Additionally, the commission found that some of the rebates paid by building supplies firms to merchants were exacerbating competition woes. Most concerning were the rebates that rewarded merchants for purchasing large quantities of materials through a single supplier, which could preclude them from offering competing products.
While the commission stopped short of recommending new regulations that would restrict the use of rebates, the report conceded that in certain cases they could breach the Commerce Act. “Allocation policies under which suppliers provide preferential treatment to merchants can breach the Commerce Act if the supplier has a substantial degree of market power and the allocation policy has the purpose of harming, deterring, or preventing competition,” the report states.
The Commission’s primary recommendation was for competition to be promoted as a primary objective in the building regulatory system.

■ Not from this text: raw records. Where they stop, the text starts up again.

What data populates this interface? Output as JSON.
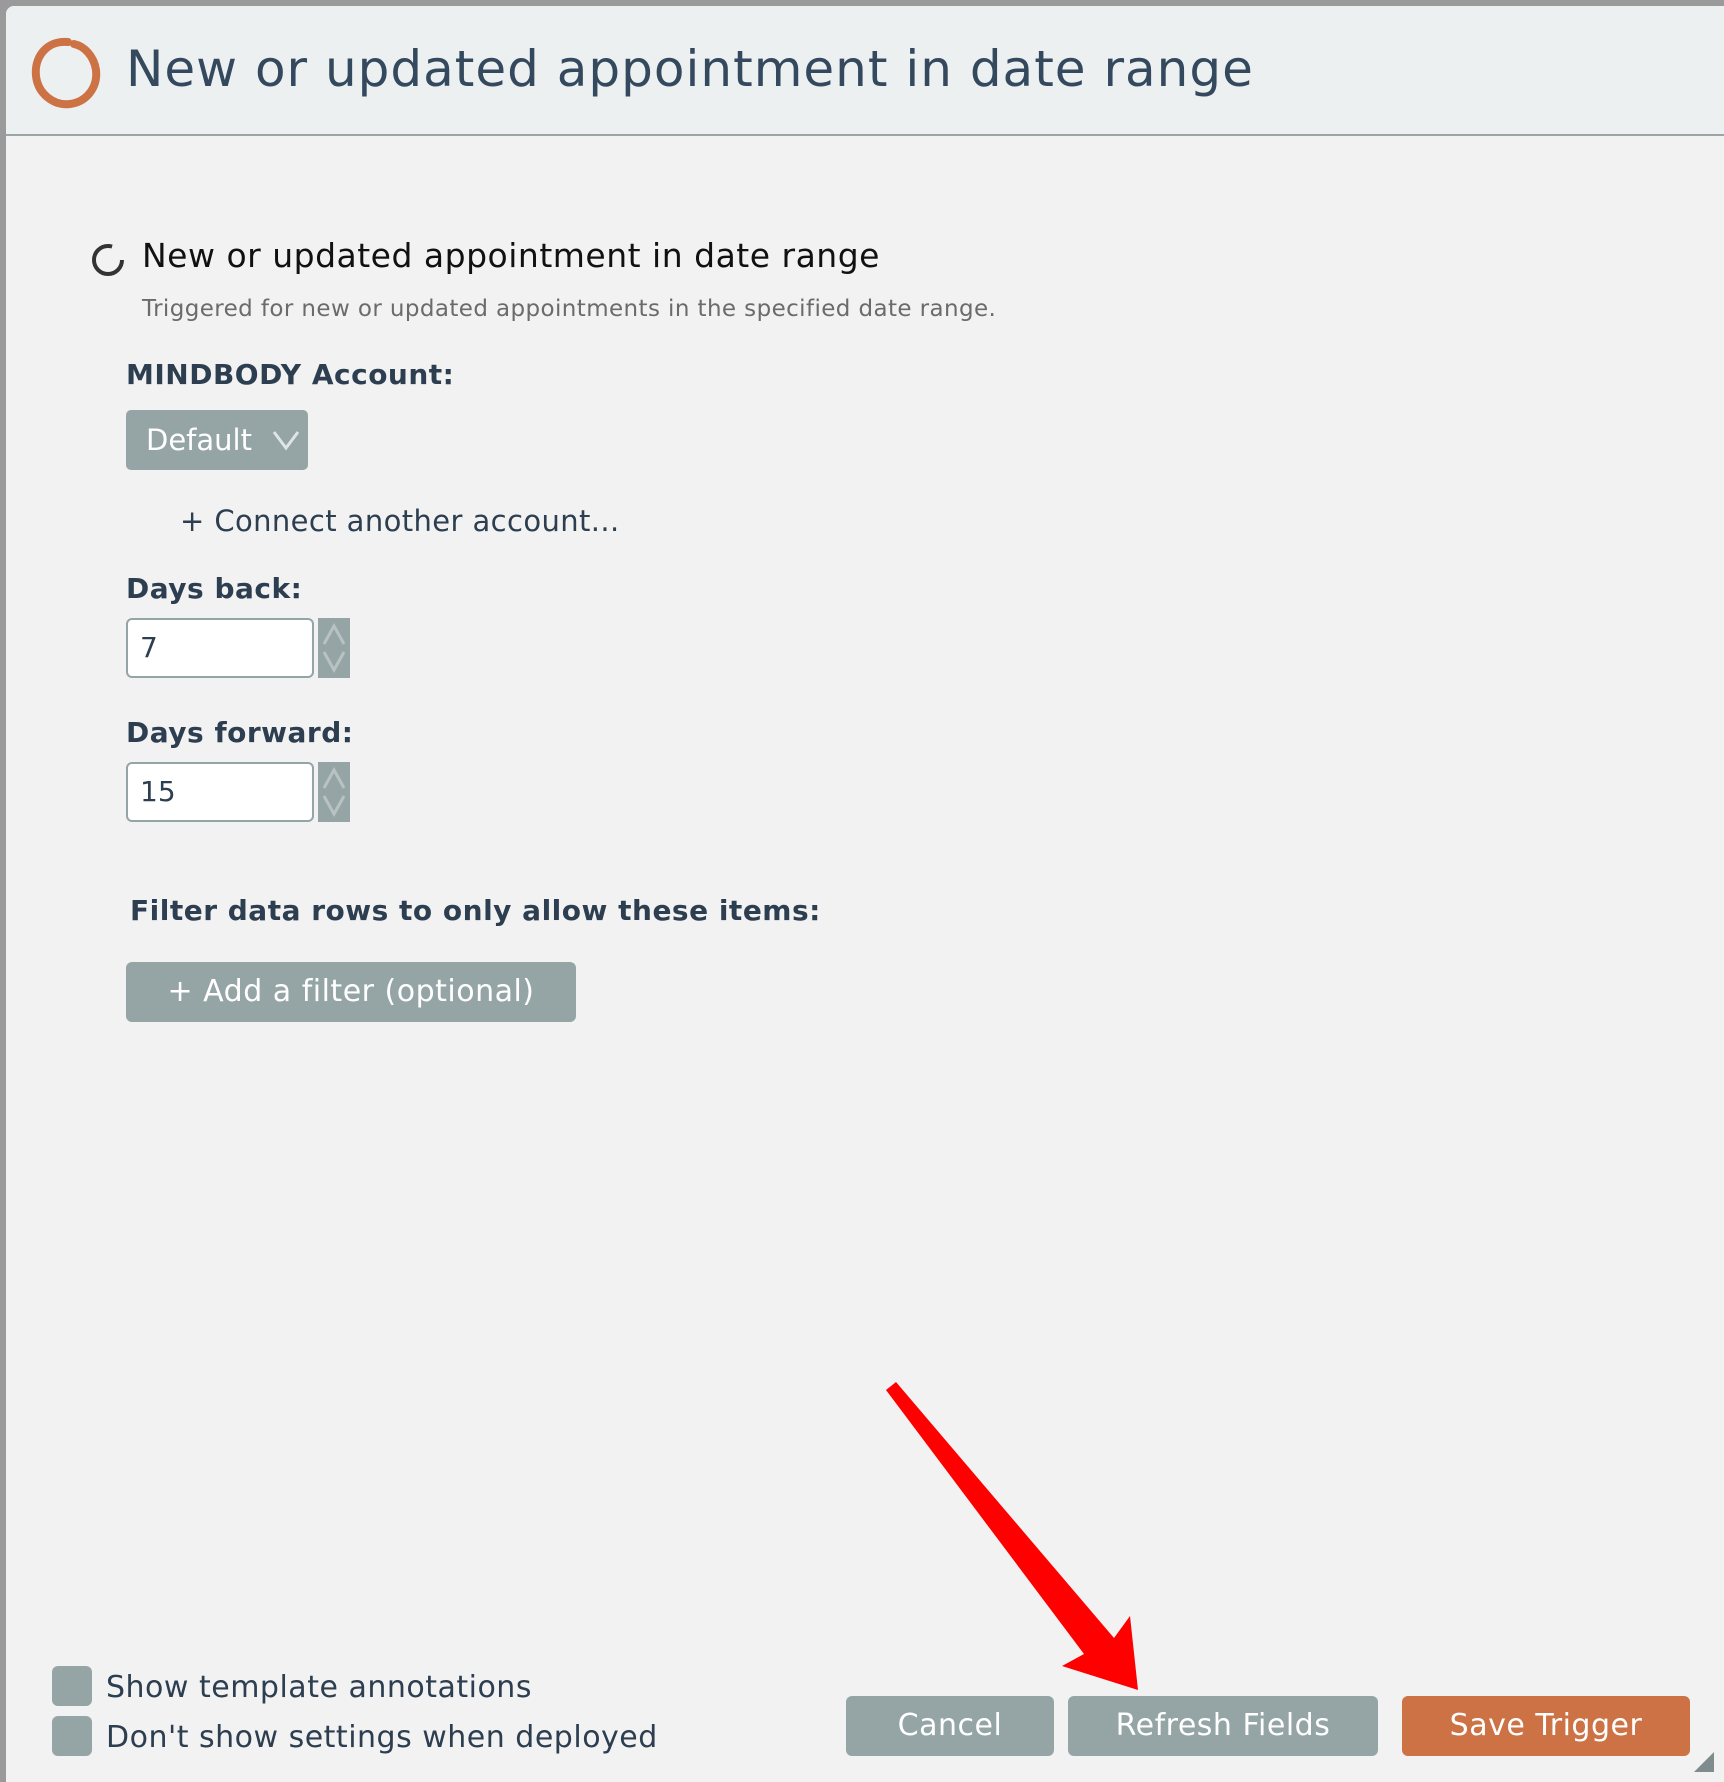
{
  "header": {
    "title": "New or updated appointment in date range",
    "logo_icon": "ring-logo-icon"
  },
  "trigger": {
    "name": "New or updated appointment in date range",
    "description": "Triggered for new or updated appointments in the specified date range."
  },
  "account": {
    "label": "MINDBODY Account:",
    "selected": "Default",
    "connect_link": "+ Connect another account..."
  },
  "days_back": {
    "label": "Days back:",
    "value": "7"
  },
  "days_forward": {
    "label": "Days forward:",
    "value": "15"
  },
  "filter": {
    "label": "Filter data rows to only allow these items:",
    "button": "+ Add a filter (optional)"
  },
  "options": {
    "show_annotations": "Show template annotations",
    "hide_settings": "Don't show settings when deployed"
  },
  "footer": {
    "cancel": "Cancel",
    "refresh": "Refresh Fields",
    "save": "Save Trigger"
  },
  "colors": {
    "accent": "#cd7244",
    "button_gray": "#95a5a6",
    "text_dark": "#2c3e50",
    "annotation_arrow": "#ff0000"
  }
}
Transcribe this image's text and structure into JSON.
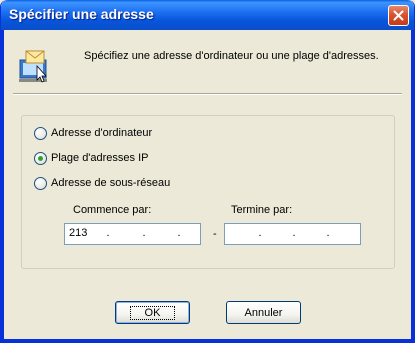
{
  "window": {
    "title": "Spécifier une adresse"
  },
  "header": {
    "description": "Spécifiez une adresse d'ordinateur ou une plage d'adresses."
  },
  "address_type": {
    "options": [
      {
        "label": "Adresse d'ordinateur",
        "checked": false
      },
      {
        "label": "Plage d'adresses IP",
        "checked": true
      },
      {
        "label": "Adresse de sous-réseau",
        "checked": false
      }
    ]
  },
  "range": {
    "start_label": "Commence par:",
    "end_label": "Termine par:",
    "start_octets": [
      "213",
      "",
      "",
      ""
    ],
    "end_octets": [
      "",
      "",
      "",
      ""
    ],
    "dot": ".",
    "separator": "-"
  },
  "buttons": {
    "ok": "OK",
    "cancel": "Annuler"
  },
  "icons": {
    "close": "close-icon",
    "header": "network-address-icon"
  },
  "colors": {
    "titlebar": "#0755db",
    "close": "#d9532e",
    "radio_dot": "#2fa12f"
  }
}
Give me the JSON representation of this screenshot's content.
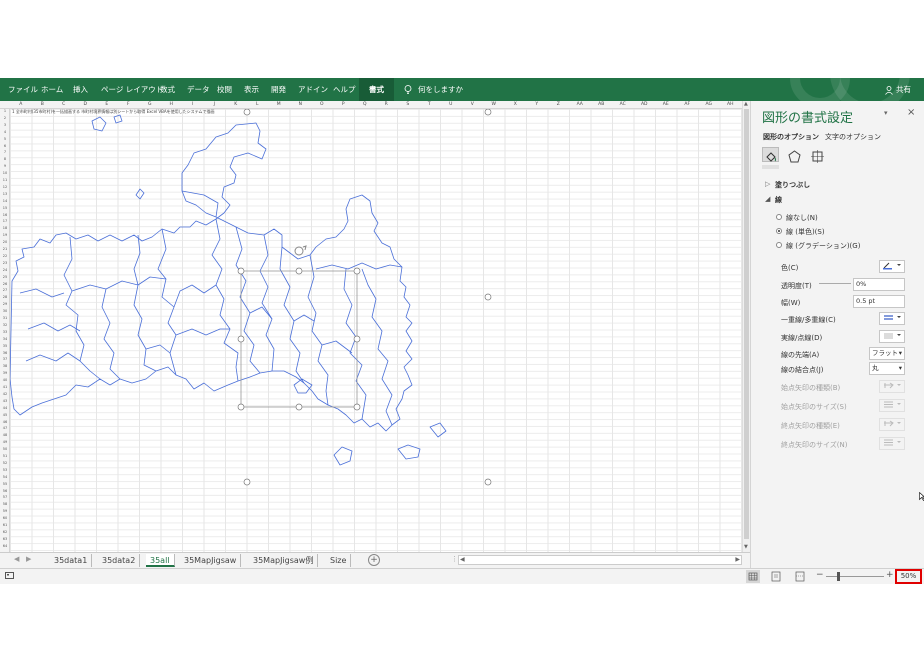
{
  "ribbon": {
    "tabs": [
      "ファイル",
      "ホーム",
      "挿入",
      "ページ レイアウト",
      "数式",
      "データ",
      "校閲",
      "表示",
      "開発",
      "アドイン",
      "ヘルプ"
    ],
    "active_tab": "書式",
    "tell_me": "何をしますか",
    "share": "共有"
  },
  "sheet": {
    "columns": [
      "A",
      "B",
      "C",
      "D",
      "E",
      "F",
      "G",
      "H",
      "I",
      "J",
      "K",
      "L",
      "M",
      "N",
      "O",
      "P",
      "Q",
      "R",
      "S",
      "T",
      "U",
      "V",
      "W",
      "X",
      "Y",
      "Z",
      "AA",
      "AB",
      "AC",
      "AD",
      "AE",
      "AF",
      "AG",
      "AH",
      "A"
    ],
    "a1_note": "1 全市町村(35市町村)を一括描画する 市町村境界情報は別シートから取得 Excel VBAを使用したシステムで描画"
  },
  "sheet_tabs": [
    "35data1",
    "35data2",
    "35all",
    "35MapJigsaw",
    "35MapJigsaw例",
    "Size"
  ],
  "active_sheet": "35all",
  "status": {
    "zoom": "50%"
  },
  "format_pane": {
    "title": "図形の書式設定",
    "tab_shape": "図形のオプション",
    "tab_text": "文字のオプション",
    "fill_section": "塗りつぶし",
    "line_section": "線",
    "line_none": "線なし(N)",
    "line_solid": "線 (単色)(S)",
    "line_gradient": "線 (グラデーション)(G)",
    "color": "色(C)",
    "transparency": "透明度(T)",
    "transparency_value": "0%",
    "width": "幅(W)",
    "width_value": "0.5 pt",
    "compound": "一重線/多重線(C)",
    "dash": "実線/点線(D)",
    "cap": "線の先端(A)",
    "cap_value": "フラット",
    "join": "線の結合点(J)",
    "join_value": "丸",
    "begin_arrow_type": "始点矢印の種類(B)",
    "begin_arrow_size": "始点矢印のサイズ(S)",
    "end_arrow_type": "終点矢印の種類(E)",
    "end_arrow_size": "終点矢印のサイズ(N)"
  },
  "colors": {
    "ribbon": "#217346",
    "map_line": "#4a6fd8",
    "zoom_highlight": "#e00000"
  }
}
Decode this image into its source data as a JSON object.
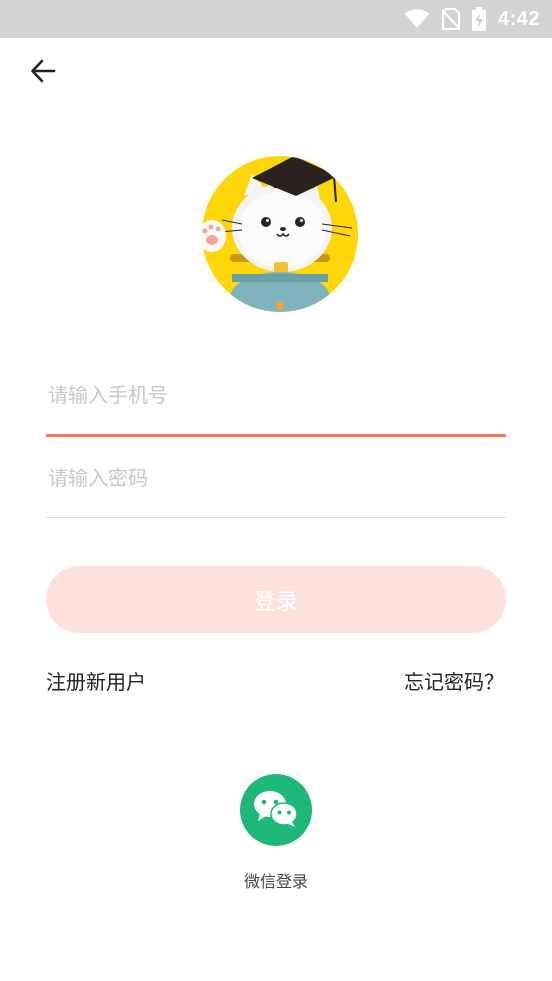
{
  "status_bar": {
    "time": "4:42",
    "icons": [
      "wifi-icon",
      "no-sim-icon",
      "battery-charging-icon"
    ]
  },
  "header": {
    "back_icon": "arrow-left-icon"
  },
  "avatar": {
    "description_icon": "cat-graduate-avatar"
  },
  "form": {
    "phone_placeholder": "请输入手机号",
    "phone_value": "",
    "password_placeholder": "请输入密码",
    "password_value": "",
    "login_label": "登录"
  },
  "links": {
    "register_label": "注册新用户",
    "forgot_label": "忘记密码？"
  },
  "social": {
    "wechat_label": "微信登录",
    "wechat_icon": "wechat-icon"
  },
  "colors": {
    "accent": "#ef7a5a",
    "login_button_bg": "#fde2dc",
    "wechat_green": "#1eb978",
    "avatar_yellow": "#ffd60a"
  }
}
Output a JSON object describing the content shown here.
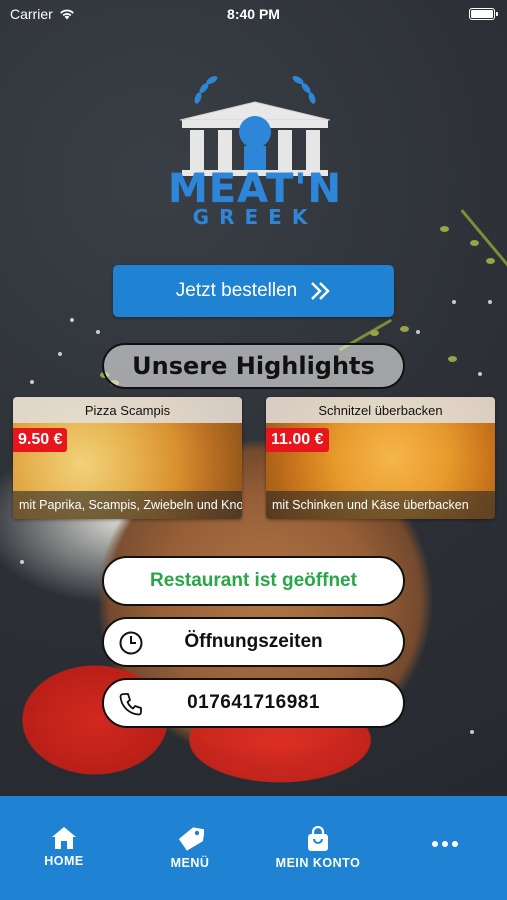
{
  "status_bar": {
    "carrier": "Carrier",
    "time": "8:40 PM",
    "battery_level": 1.0
  },
  "logo": {
    "line1": "MEAT'N",
    "line2": "GREEK"
  },
  "order_button": {
    "label": "Jetzt bestellen"
  },
  "highlights": {
    "title": "Unsere Highlights",
    "items": [
      {
        "name": "Pizza Scampis",
        "price": "9.50 €",
        "description": "mit Paprika, Scampis, Zwiebeln und Kno..."
      },
      {
        "name": "Schnitzel überbacken",
        "price": "11.00 €",
        "description": "mit Schinken und Käse überbacken"
      }
    ]
  },
  "info": {
    "open_status": "Restaurant ist geöffnet",
    "hours_label": "Öffnungszeiten",
    "phone": "017641716981"
  },
  "tabbar": {
    "items": [
      {
        "label": "HOME",
        "icon": "home-icon"
      },
      {
        "label": "MENÜ",
        "icon": "tag-icon"
      },
      {
        "label": "MEIN KONTO",
        "icon": "shopping-bag-icon"
      },
      {
        "label": "",
        "icon": "more-icon"
      }
    ]
  },
  "colors": {
    "brand_blue": "#1f82d2",
    "price_red": "#e8161c",
    "open_green": "#27a745"
  }
}
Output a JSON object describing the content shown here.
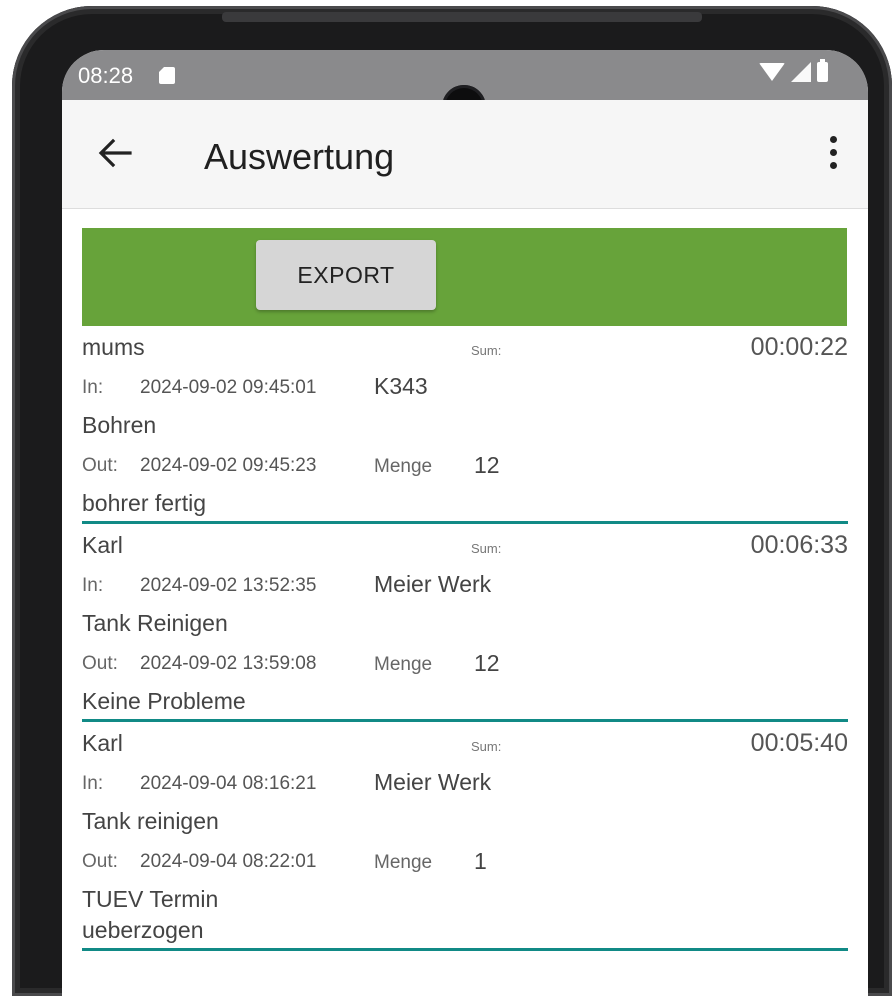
{
  "status_bar": {
    "time": "08:28"
  },
  "app_bar": {
    "title": "Auswertung"
  },
  "toolbar": {
    "export_label": "EXPORT"
  },
  "labels": {
    "sum": "Sum:",
    "in": "In:",
    "out": "Out:",
    "menge": "Menge"
  },
  "records": [
    {
      "name": "mums",
      "duration": "00:00:22",
      "in_time": "2024-09-02 09:45:01",
      "location": "K343",
      "task": "Bohren",
      "out_time": "2024-09-02 09:45:23",
      "menge": "12",
      "comment": "bohrer fertig"
    },
    {
      "name": "Karl",
      "duration": "00:06:33",
      "in_time": "2024-09-02 13:52:35",
      "location": "Meier Werk",
      "task": "Tank Reinigen",
      "out_time": "2024-09-02 13:59:08",
      "menge": "12",
      "comment": "Keine Probleme"
    },
    {
      "name": "Karl",
      "duration": "00:05:40",
      "in_time": "2024-09-04 08:16:21",
      "location": "Meier Werk",
      "task": "Tank reinigen",
      "out_time": "2024-09-04 08:22:01",
      "menge": "1",
      "comment": "TUEV Termin\nueberzogen"
    }
  ],
  "colors": {
    "accent_green": "#67a33a",
    "divider_teal": "#118a86",
    "status_bar": "#8a8a8c"
  },
  "icons": {
    "back": "arrow-left-icon",
    "more": "more-vertical-icon",
    "sd_card": "sd-card-icon",
    "wifi": "wifi-icon",
    "signal": "signal-icon",
    "battery": "battery-icon"
  }
}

“We think that if more competition is introduced into the system, that will contribute to the objectives of the system as a whole, which is to ensure New Zealanders are getting good quality housing,” says Rawlings. “We know that if there’s more competition, prices are usually better for end-users.”
The Commission’s recommendations to achieve this include proactively introducing competition as a regulatory feature, creating more compliance pathways for competing products, and investigating whether barriers to certification can be reduced – among others.
In a joint statement following the Commission’s draft report, the Minister for Building and Construction Megan Woods and Minister of Commerce and Consumer Affairs David Clark said that in the wake of a hard-hitting cost of living crisis, it’s ‘not acceptable’ that such an important sector is not working as well as it could be.
“New Zealanders want to be able to build, renovate and repair their homes and we are committed to removing barriers to making that as affordable as possible,” Minister Woods commented.